Nigeria is undergoing an unprecedented rape of land and child.

The country has not only lost control of its borders, but has lost that control at the cost of its people’s lives, which by definition means that it is at war. Do we congratulate the Nigerian army (and the paid foreign military contractors summoned to support the army) for rescuing these women and children, who have been abducted for over a year, raped repeatedly and beaten? (Some were stoned to death once Boko Haram discovered the Nigerian army would try to save them.)

Or do we ask how in the world — or rather, how in Nigeria — were thousands, not hundreds, of victims conceivably held captive for such a long period, on the government’s watch, in the first place?The Nigerian army, as well as courageous reports like Kaj Larsen’s story on “Vice News,” might suggest that Boko Haram is being stamped out for good, especially now that some bordering African nations have joined the fight and a more aggressive emphasis has been placed on the task. The newly elected president of Nigeria, Muhammad Buhari, to whom sitting President Goodluck Jonathan lost an election after a failure to recover the Chibok girls, has also promised as much. However, one cannot quite be sure.

Over the course of the last half decade, Boko Haram established bona fide camps in a northern area so dense and remote, the Sambisa Forest, that their terroristic lives were successfully separated from rest of the country.

And, though Boko Haram’s members have claimed smaller attacks in Nigerian cities, they are still a somewhat abstract phenomenon to the average city dweller in Lagos (in a southern region), for example, whose concerns have much more to do with getting good cellphone service and finding a good job than the lurking terror cells up north.
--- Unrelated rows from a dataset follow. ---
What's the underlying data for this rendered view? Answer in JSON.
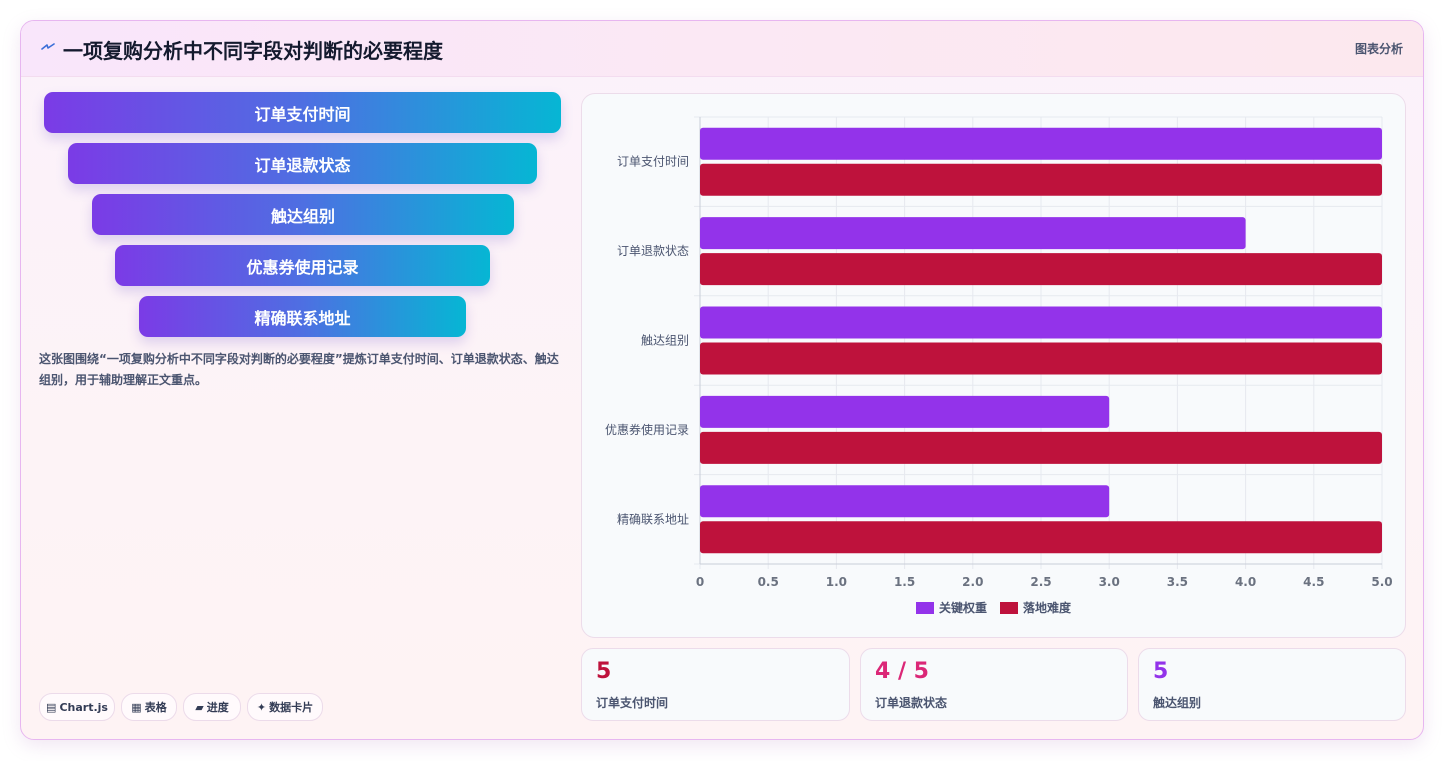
{
  "header": {
    "title": "一项复购分析中不同字段对判断的必要程度",
    "tag": "图表分析",
    "logo_icon": "lightning-icon"
  },
  "funnel": {
    "items": [
      "订单支付时间",
      "订单退款状态",
      "触达组别",
      "优惠券使用记录",
      "精确联系地址"
    ]
  },
  "description": "这张图围绕“一项复购分析中不同字段对判断的必要程度”提炼订单支付时间、订单退款状态、触达组别，用于辅助理解正文重点。",
  "chips": [
    {
      "icon": "▤",
      "label": "Chart.js"
    },
    {
      "icon": "▦",
      "label": "表格"
    },
    {
      "icon": "▰",
      "label": "进度"
    },
    {
      "icon": "✦",
      "label": "数据卡片"
    }
  ],
  "chart_data": {
    "type": "bar",
    "orientation": "horizontal",
    "categories": [
      "订单支付时间",
      "订单退款状态",
      "触达组别",
      "优惠券使用记录",
      "精确联系地址"
    ],
    "series": [
      {
        "name": "关键权重",
        "values": [
          5,
          4,
          5,
          3,
          3
        ],
        "color": "#9333ea"
      },
      {
        "name": "落地难度",
        "values": [
          5,
          5,
          5,
          5,
          5
        ],
        "color": "#be123c"
      }
    ],
    "xlim": [
      0,
      5
    ],
    "xticks": [
      "0",
      "0.5",
      "1.0",
      "1.5",
      "2.0",
      "2.5",
      "3.0",
      "3.5",
      "4.0",
      "4.5",
      "5.0"
    ],
    "grid": true,
    "legend": "bottom"
  },
  "stats": [
    {
      "value": "5",
      "label": "订单支付时间",
      "color": "#be123c"
    },
    {
      "value": "4 / 5",
      "label": "订单退款状态",
      "color": "#db2777"
    },
    {
      "value": "5",
      "label": "触达组别",
      "color": "#9333ea"
    }
  ]
}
Therefore, the north and the south of Nigeria are two different worlds in the same country. This means that there was — and could still be — room for ungoverned, illegal activity in the north, including arms smuggled to Boko Haram so it can regroup; the operation of training camps by Boko Haram; nearby men, women and children being trained to kill; and whatever the group’s newfound allegiance to ISIS may bring.

Terrorism in Nigeria, seemingly confined to the north, is apparently vicious. All along, Boko Haram had been building its very own nation in the northern part of the country.

The historical implications are deeply worrisome. It’s no longer just about how the Nigerian government was inept in handling this issue; it’s that the government was possibly just as cruel in its negligence for all these years as Boko Haram has been in its massacres. In fact, the Nigerian army was reported to have abused human rights in its initial attempts to stamp out Boko Haram prior to the global cry for help in Chibok. Additionally, it was ill-equipped and ill-prepared, which served as a point of weakness that was thoroughly exploited by the terrorists.

Now that the Nigerian government is rescuing the missing and attempting to fix a problem that never should have occurred in a country of such stature, some may choose to applaud — but still, nobody wins.